Thinking about going to university in China? Well, you're in luck! China is now home to nearly 3,000 universities, with few countries in the world able to match the amount and speed at which new higher education institutions are built in the Middle Kingdom. Here's our quick guide to the weird and wonderful world of universities in China.
In some ways, China's tertiary education system is pretty familiar. A bachelor's degree typically takes four years of full-time studies, and a master's degree takes an additional one to two years on top. Each academic year is centered around two semesters, with winter breaks, summer breaks and public holidays off.
Every semester, students will get credits for coursework, ranging from 1 to 8 credits per course, depending on the university, size and scope of the course and the province. Since China is China, you can expect there to be plenty of local variations. And let's not even bring Hong Kong into this!
Attending university in China is not free, despite what the political system might have you think. The good thing is that it's incredibly cheap, compared to America and the UK at least.
Expect to pay between 12,000 and 40,000 RMB per academic year at universities in China. You might have to increase that figure tenfold for some programs in the medical and engineering fields, however. You can expect large local variations here, too.

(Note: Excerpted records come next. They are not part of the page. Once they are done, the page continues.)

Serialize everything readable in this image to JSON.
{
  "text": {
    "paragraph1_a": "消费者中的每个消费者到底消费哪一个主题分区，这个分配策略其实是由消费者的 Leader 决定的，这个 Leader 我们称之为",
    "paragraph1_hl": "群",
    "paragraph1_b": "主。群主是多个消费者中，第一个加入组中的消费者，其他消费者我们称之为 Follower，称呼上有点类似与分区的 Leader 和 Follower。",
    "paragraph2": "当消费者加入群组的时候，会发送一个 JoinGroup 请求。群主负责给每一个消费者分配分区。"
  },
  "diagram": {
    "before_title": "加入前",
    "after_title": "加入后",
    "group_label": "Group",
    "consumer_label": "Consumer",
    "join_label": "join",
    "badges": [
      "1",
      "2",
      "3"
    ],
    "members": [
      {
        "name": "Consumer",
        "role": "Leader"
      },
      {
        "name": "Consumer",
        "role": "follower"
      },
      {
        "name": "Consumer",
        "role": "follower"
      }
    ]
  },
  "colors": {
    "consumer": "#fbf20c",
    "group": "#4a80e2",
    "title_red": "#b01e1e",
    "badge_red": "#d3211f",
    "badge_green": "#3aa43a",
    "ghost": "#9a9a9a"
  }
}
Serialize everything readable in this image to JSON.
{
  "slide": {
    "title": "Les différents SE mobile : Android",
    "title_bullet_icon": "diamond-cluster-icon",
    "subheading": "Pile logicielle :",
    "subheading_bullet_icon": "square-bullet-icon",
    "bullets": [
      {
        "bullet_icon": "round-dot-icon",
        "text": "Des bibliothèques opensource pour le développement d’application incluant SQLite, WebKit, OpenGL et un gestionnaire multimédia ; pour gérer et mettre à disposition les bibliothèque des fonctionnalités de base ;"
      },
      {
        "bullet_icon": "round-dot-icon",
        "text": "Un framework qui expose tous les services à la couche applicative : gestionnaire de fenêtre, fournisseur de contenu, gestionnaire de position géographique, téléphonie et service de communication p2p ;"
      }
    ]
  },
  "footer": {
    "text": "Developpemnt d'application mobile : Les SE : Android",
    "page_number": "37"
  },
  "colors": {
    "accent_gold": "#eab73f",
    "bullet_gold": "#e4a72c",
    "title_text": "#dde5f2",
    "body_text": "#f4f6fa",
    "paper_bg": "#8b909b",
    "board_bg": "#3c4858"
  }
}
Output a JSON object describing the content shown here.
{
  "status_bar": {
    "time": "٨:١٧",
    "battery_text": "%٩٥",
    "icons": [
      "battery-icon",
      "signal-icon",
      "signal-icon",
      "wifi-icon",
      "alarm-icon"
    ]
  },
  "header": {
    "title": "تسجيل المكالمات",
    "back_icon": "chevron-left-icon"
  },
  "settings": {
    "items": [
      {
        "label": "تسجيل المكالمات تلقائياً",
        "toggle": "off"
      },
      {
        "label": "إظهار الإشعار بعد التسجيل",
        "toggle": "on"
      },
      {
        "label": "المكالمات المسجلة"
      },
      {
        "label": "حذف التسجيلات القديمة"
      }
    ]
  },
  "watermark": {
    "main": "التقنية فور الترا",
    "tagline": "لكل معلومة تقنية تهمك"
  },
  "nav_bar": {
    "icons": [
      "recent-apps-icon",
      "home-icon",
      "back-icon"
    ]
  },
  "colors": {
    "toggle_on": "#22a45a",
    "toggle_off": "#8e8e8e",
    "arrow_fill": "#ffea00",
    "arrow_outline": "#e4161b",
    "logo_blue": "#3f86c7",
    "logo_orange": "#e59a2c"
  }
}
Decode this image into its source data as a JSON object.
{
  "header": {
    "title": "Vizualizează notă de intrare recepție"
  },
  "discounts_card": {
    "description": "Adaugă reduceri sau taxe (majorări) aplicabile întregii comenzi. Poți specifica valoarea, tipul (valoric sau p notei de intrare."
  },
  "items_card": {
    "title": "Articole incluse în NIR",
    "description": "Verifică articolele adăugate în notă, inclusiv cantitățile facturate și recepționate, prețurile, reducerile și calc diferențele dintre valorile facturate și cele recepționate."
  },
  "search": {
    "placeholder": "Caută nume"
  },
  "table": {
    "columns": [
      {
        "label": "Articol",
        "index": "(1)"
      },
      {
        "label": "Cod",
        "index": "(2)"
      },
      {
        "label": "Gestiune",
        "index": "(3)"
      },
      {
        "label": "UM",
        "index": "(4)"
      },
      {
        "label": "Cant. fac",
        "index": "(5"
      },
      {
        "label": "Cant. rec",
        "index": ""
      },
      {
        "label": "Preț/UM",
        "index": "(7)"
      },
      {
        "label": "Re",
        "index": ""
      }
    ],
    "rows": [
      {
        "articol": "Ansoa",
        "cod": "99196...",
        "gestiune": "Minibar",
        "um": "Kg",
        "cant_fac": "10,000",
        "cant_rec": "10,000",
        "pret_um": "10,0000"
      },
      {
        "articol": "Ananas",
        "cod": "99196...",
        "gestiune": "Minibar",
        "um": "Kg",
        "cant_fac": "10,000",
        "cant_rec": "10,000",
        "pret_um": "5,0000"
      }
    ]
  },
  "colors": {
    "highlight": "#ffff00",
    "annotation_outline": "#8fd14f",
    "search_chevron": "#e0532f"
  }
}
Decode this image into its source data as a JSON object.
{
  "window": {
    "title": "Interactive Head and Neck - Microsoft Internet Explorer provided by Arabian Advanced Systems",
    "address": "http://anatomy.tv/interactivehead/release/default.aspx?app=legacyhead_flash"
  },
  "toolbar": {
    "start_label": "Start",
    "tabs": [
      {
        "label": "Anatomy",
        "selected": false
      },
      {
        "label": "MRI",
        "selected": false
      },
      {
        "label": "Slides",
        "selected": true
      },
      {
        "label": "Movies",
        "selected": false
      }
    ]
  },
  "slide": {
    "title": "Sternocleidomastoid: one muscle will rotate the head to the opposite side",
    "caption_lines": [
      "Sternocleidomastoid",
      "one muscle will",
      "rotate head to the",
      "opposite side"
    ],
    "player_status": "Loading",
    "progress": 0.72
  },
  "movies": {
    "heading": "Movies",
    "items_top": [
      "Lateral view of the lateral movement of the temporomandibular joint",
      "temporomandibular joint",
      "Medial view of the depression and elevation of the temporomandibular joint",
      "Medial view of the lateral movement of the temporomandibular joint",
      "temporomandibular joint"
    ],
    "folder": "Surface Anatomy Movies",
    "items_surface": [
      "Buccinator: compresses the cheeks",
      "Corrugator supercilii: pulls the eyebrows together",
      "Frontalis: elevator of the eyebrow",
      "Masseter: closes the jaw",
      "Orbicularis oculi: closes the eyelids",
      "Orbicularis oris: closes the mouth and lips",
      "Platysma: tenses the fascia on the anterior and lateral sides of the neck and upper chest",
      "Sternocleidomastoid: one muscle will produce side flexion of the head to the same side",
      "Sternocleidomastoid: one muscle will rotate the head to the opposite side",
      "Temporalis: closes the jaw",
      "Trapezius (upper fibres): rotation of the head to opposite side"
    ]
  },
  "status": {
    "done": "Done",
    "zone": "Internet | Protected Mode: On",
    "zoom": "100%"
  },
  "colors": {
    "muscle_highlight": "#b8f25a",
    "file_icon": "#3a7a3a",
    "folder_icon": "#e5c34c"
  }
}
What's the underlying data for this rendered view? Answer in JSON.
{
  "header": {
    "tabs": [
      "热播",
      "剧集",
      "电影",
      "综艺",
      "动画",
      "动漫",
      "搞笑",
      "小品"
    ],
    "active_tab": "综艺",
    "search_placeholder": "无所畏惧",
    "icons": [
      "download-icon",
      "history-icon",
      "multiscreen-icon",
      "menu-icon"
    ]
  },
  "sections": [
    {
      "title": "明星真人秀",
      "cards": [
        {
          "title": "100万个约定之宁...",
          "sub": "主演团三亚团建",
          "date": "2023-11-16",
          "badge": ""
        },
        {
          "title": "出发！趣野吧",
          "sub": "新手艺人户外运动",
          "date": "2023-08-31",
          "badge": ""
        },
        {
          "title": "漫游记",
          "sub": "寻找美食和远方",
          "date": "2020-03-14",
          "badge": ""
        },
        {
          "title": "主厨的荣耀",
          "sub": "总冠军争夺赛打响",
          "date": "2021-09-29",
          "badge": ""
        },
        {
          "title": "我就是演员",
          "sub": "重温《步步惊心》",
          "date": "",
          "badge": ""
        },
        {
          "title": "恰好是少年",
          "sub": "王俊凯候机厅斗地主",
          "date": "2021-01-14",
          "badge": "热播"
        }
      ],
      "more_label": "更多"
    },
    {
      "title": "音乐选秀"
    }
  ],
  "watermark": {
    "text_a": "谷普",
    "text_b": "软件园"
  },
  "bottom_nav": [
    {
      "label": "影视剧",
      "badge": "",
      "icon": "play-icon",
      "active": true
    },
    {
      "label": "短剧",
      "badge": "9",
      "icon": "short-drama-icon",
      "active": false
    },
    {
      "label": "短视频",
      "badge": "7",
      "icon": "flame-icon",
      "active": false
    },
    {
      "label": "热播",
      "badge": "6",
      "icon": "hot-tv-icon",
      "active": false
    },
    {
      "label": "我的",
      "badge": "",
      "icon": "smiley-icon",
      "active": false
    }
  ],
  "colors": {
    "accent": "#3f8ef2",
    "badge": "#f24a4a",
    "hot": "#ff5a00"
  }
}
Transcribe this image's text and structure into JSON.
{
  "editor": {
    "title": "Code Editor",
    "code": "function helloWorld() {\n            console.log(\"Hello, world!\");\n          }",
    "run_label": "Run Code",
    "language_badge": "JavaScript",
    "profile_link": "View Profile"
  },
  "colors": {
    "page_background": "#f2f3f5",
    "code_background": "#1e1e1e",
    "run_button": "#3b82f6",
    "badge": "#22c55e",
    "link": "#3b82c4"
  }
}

Interestingly enough though, the more prestigious Chinese universities are not necessarily the most expensive. The more prestigious the university, the more funding it will receive from the government and private/ SoE companies, all in good communist tradition.
Unfortunately, no. And we hate to bring this up again, but China's visa regulations are getting increasingly strict. Legally speaking you're not allowed to study on a work visa, and vice-versa. Each visa gives you one ability in the Middle Kingdom; live with your spouse and do nothing else (Q or S visa), study (X or F visa), work (Z or M visa), or be a tourist (L).
But taking a university course on the side of your spousing or working shouldn't awaken the ire of the local police, just as taking a part-time job while studying is yet to be faced with much scrutiny. It's nothing we endorse or encourage anyone to do, however.
The courses you can apply for will vary greatly depending on your Chinese proficiency and location. Chinese University catalogues, even the English versions, are notoriously difficult to navigate. Those who prevail, however, can find some pretty interesting programs.
For example, the world-renowned Peking University offers a single-credit course in “Chinese Shuttlecock Expertise”. The very same university also offers a course in “Exercise, Nutrition and Weight Losing”. It might be a case of bad translation, but these two do sound pretty symptomatic of Chinese fitness standards.
Fudan University, another famous Chinese university situated in Shanghai, offers a two-credit course ambiguously named “Women Choir”. Whether or not you have to be female to apply is unclear.
But as you delve further into smaller Chinese universities you may find their English websites become increasingly incomprehensible, with a liberal sprinkling of broken links. As a rule of thumb, the more obscure the university, the less “international” they will be, meaning that your Chinese proficiency has to be high enough to take courses taught in Mandarin, which typically requires HSK 6 or above.
Whether or not some of China's more obscure university courses will benefit you in the long run is anyone's guess. But to be on the safe side, it's probably best if you consider such programs as an adventure and a means to personal growth. It's doubtful that future employers will consider your shuttlecock skills as relevant, even if you obtained them at Peking University.
Naturally, most foreigner who come to China to study are learning Mandarin.
As already mentioned, programs are cheap in China as it is. But be aware that some English-taught courses are only open to exchange students and not visiting students (the difference between the two is sometimes hard to distinguish).
Exchange students are already students in another country, where bilateral agreements allow them to study for free in China. Visiting students are self-financed students not necessarily sent by another university.
Some European countries have state-sponsored student loans you can apply for as a visiting student in China. You don't even have to be a student in your home country for that.
Americans are less lucky in this regard. On the flip side, there are typically many more scholarships available in the US. Many companies act as intermediaries for foreigners wanting to go to university in China. It's a convenient option but it will cost you!
In summation, studying is always a good idea, regardless of what you study and where. Whether you're doing it for personal growth or to advance your career, China's academia sector is the fastest growing in the world, and the quality of the education is constantly improving. But while the best universities in China are among the best in the world, smaller institutions are still lagging behind.